Verteidigt sich ein Polizeibeamter in einem Disziplinarverfahren gegen die ihm zur Last gelegten Verfehlungen mit kritischer Wortwahl, darf darauf kein weiteres Disziplinarverfahren gestützt werden. Das entschied das Verwaltungsgericht Hannover in einem Eilverfahren.

Gegen einen Polizeibeamten war vor dem Verwaltungsgericht (VG) Hannover ein Disziplinarverfahren anhängig, weil er einen Unfall auf der Autobahn BAB 2 nicht ordnungsgemäß aufgenommen hatte. In der mündlichen Verhandlung verteidigte sich der Ordnungshüter mit "deutlichen Worten". Nach Schluss der Verhandlung wiederholte er seine Kritik gegenüber Journalisten. Dieses Verhalten nahm die Polizeidirektion Hannover zum Anlass, ein weiteres Disziplinarverfahren gegen den Kläger einzuleiten. Zugleich sprach sie ihm gegenüber die vorläufige Dienstenthebung aus.

Das Verwaltungsgericht Hannover gab dem Eilantrag des Polizisten gegen die Dienstenthebung statt. Eine vorläufige Dienstenthebung könne ausgesprochen werden, wenn im Disziplinarverfahren voraussichtlich auf die Entfernung aus dem Beamtenverhältnis erkannt werde. Diese Voraussetzungen lägen nicht vor. Es spreche zwar manches dafür, dass sich der Kläger in der mündlichen Verhandlung in der Wortwahl vergriffen und damit gegen die Dienstpflicht verstoßen habe sein Verhalten der Achtung und dem Vertrauen gerecht werden zu lassen, die sein Beruf erfordere. Dies sei aber ein Dienstvergehen von nur geringem Gewicht, das eine Entfernung aus dem Beamtenverhältnis nicht rechtfertigen könne.

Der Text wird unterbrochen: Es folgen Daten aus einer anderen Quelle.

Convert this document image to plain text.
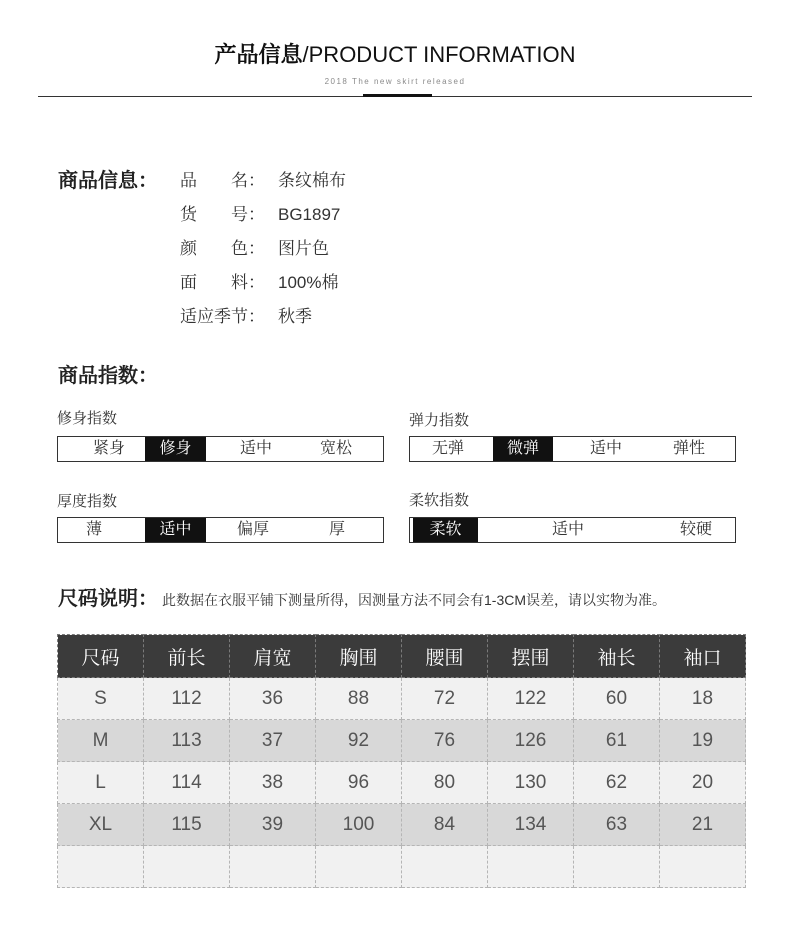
产品信息/PRODUCT INFORMATION
2018 The new skirt released
商品信息： 品　　名： 条纹棉布
货　　号： BG1897
颜　　色： 图片色
面　　料： 100%棉
适应季节： 秋季
商品指数：
修身指数
紧身	修身	适中	宽松
弹力指数
无弹	微弹	适中	弹性
厚度指数
薄	适中	偏厚	厚
柔软指数
柔软	适中	较硬
尺码说明： 此数据在衣服平铺下测量所得，因测量方法不同会有1-3CM误差，请以实物为准。
尺码	前长	肩宽	胸围	腰围	摆围	袖长	袖口
S	112	36	88	72	122	60	18
M	113	37	92	76	126	61	19
L	114	38	96	80	130	62	20
XL	115	39	100	84	134	63	21
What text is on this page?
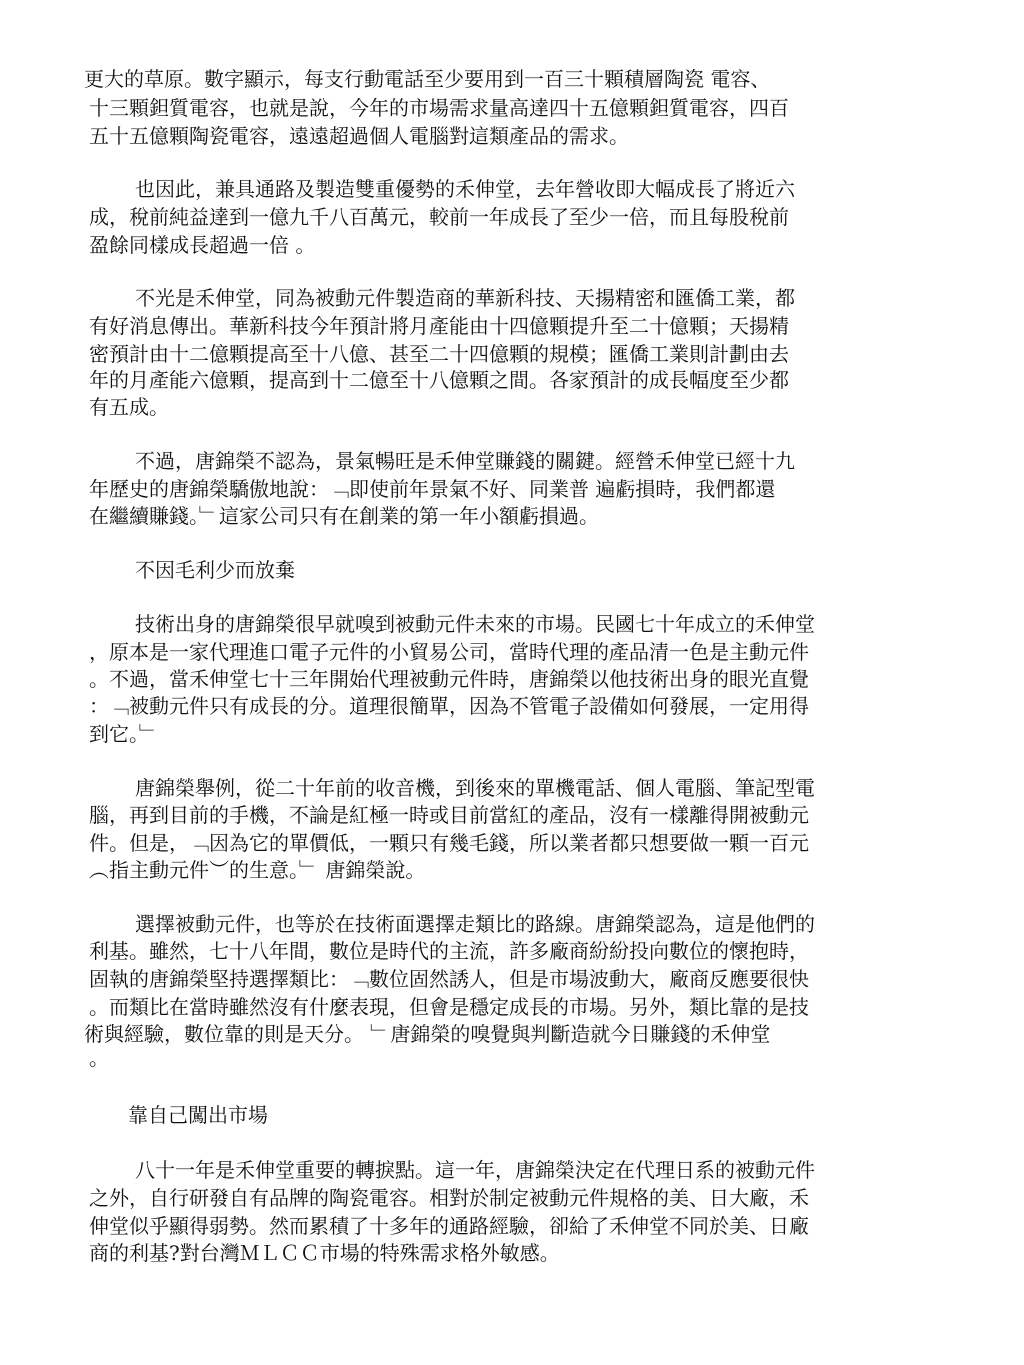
更大的草原。數字顯示，每支行動電話至少要用到一百三十顆積層陶瓷 電容、
十三顆鉭質電容，也就是說，今年的市場需求量高達四十五億顆鉭質電容，四百
五十五億顆陶瓷電容，遠遠超過個人電腦對這類產品的需求。
也因此，兼具通路及製造雙重優勢的禾伸堂，去年營收即大幅成長了將近六
成，稅前純益達到一億九千八百萬元，較前一年成長了至少一倍，而且每股稅前
盈餘同樣成長超過一倍 。
不光是禾伸堂，同為被動元件製造商的華新科技、天揚精密和匯僑工業，都
有好消息傳出。華新科技今年預計將月產能由十四億顆提升至二十億顆；天揚精
密預計由十二億顆提高至十八億、甚至二十四億顆的規模；匯僑工業則計劃由去
年的月產能六億顆，提高到十二億至十八億顆之間。各家預計的成長幅度至少都
有五成。
不過，唐錦榮不認為，景氣暢旺是禾伸堂賺錢的關鍵。經營禾伸堂已經十九
年歷史的唐錦榮驕傲地說：﹁即使前年景氣不好、同業普 遍虧損時，我們都還
在繼續賺錢。﹂這家公司只有在創業的第一年小額虧損過。
不因毛利少而放棄
技術出身的唐錦榮很早就嗅到被動元件未來的市場。民國七十年成立的禾伸堂
，原本是一家代理進口電子元件的小貿易公司，當時代理的產品清一色是主動元件
。不過，當禾伸堂七十三年開始代理被動元件時，唐錦榮以他技術出身的眼光直覺
：﹁被動元件只有成長的分。道理很簡單，因為不管電子設備如何發展，一定用得
到它。﹂
唐錦榮舉例，從二十年前的收音機，到後來的單機電話、個人電腦、筆記型電
腦，再到目前的手機，不論是紅極一時或目前當紅的產品，沒有一樣離得開被動元
件。但是，﹁因為它的單價低，一顆只有幾毛錢，所以業者都只想要做一顆一百元
︵指主動元件︶的生意。﹂ 唐錦榮說。
選擇被動元件，也等於在技術面選擇走類比的路線。唐錦榮認為，這是他們的
利基。雖然，七十八年間，數位是時代的主流，許多廠商紛紛投向數位的懷抱時，
固執的唐錦榮堅持選擇類比：﹁數位固然誘人，但是市場波動大，廠商反應要很快
。而類比在當時雖然沒有什麼表現，但會是穩定成長的市場。另外，類比靠的是技
術與經驗，數位靠的則是天分。 ﹂唐錦榮的嗅覺與判斷造就今日賺錢的禾伸堂
。
靠自己闖出市場
八十一年是禾伸堂重要的轉捩點。這一年，唐錦榮決定在代理日系的被動元件
之外，自行研發自有品牌的陶瓷電容。相對於制定被動元件規格的美、日大廠，禾
伸堂似乎顯得弱勢。然而累積了十多年的通路經驗，卻給了禾伸堂不同於美、日廠
商的利基?對台灣ＭＬＣＣ市場的特殊需求格外敏感。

Weitere Dienstvergehen seien dem Beamten - entgegen der Auffassung der Polizeidirektion - nicht vorzuwerfen. Das Gespräch mit den Journalisten im Anschluss an die mündliche Verhandlung stelle bereits deswegen keine Verletzung seiner Pflicht zur Verschwiegenheit und Loyalität dar, weil er den Journalisten gegenüber nichts anderes gesagt habe als in der mündlichen Verhandlung, die öffentlich gewesen sei. Sich gegen den Vorwurf eines Dienstvergehens in einer öffentlichen Verhandlung zu wehren, sei das gute Recht eines Beamten. Der Kläger habe auch nicht gegen die Wahrheitspflicht verstoßen, indem in der mündlichen Verhandlung auf seiner Einschätzung bestanden habe, der in Rede stehende Vorfall sei kein Unfall gewesen. Dies belege zwar mangelnde Einsichtsfähigkeit, stelle aber gegen keinen Verstoß gegen die Wahrheitspflicht dar.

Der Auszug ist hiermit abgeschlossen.